Beredar Larangan Pekerja Perempuan Memakai Jilbab, Begini Reaksi GP Ansor Gresik


FAKTAMEDIA.NET - Masyarakat di Gresik di Media Sosial sedang ditarik perhatiannya kepada gambar selembar kertas pengumuman yang diduga ditempel di salah satu perusahaan di Driyorejo, Gresik.

Kertas pengumuman yang ditempel di dinding itu bertuliskan demikian :

Pengumuman

Karyawan Diharuskan memakai Baju Kerja, untuk Perempuan tidak menggunakan jilbab, yang boleh pakaian formal pada jam masuk kerja

ttd
ibu puspa djuwita

Menyikapi hal tersebut, Ketua Gerakan Pemuda (GP) Ansor Kabupaten Gresik, Agus Junaidi meminta kepada perusahaan yang melarang pekerja perempuan mengenakan jilbab agar segera menarik peraturan tersebut.

Baginya, kalau peraturan itu benar adanya, maka tindakan itu dinilainya melecehkan umat Muslim.

"Di media sosial itu ada yang mengunggah pengumuman, bahwa karyawan diharuskan memakai baju kerja, untuk perempuan tidak menggunakan jilbab, yang boleh pakaian formal pada jam masuk kerja. Larangan ini sangat mengucilkan umat Islam perempuan yang harus menutup aurat," kata Agus Junaidi, Kamis (14/9/2017).

Katanya, perempuan diharuskan memakai pakaian yang menutup aurat dari ujung rambut hingga ujung kaki. Salah satunya yaitu dengan cara berjilbab. Sehingga jika ada perusahaan yang melarang berjilbab, maka perusahaan itu sama dengan memusuhi umat Islam.

Oleh karena itu, DPRD Gresik dan Dinas Tenaga kerja untuk memanggil perusahaan tersebut dan memberi peringatan kepada perusahaan yang telah mengumumkan larangan berjilbab.

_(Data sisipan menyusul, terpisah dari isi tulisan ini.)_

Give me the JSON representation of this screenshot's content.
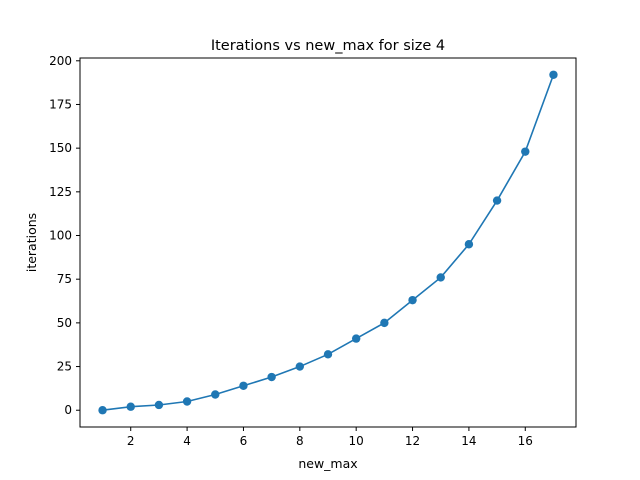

"Jangan sampai Gresik dijajah oleh perusahaan yang merusak keimanan umat Islam. DPRD dan Pemerintah Gresik harus turun tangan untuk berjuang menyelamatkan umat Islam. Gresik kota santri harus tetap dijaga," katanya.

Informasi yang terima Surya, perusahaan yang melarang karyawatinya berhijab adalah PT PMIF yang berlokasi di daerah Driyorejo.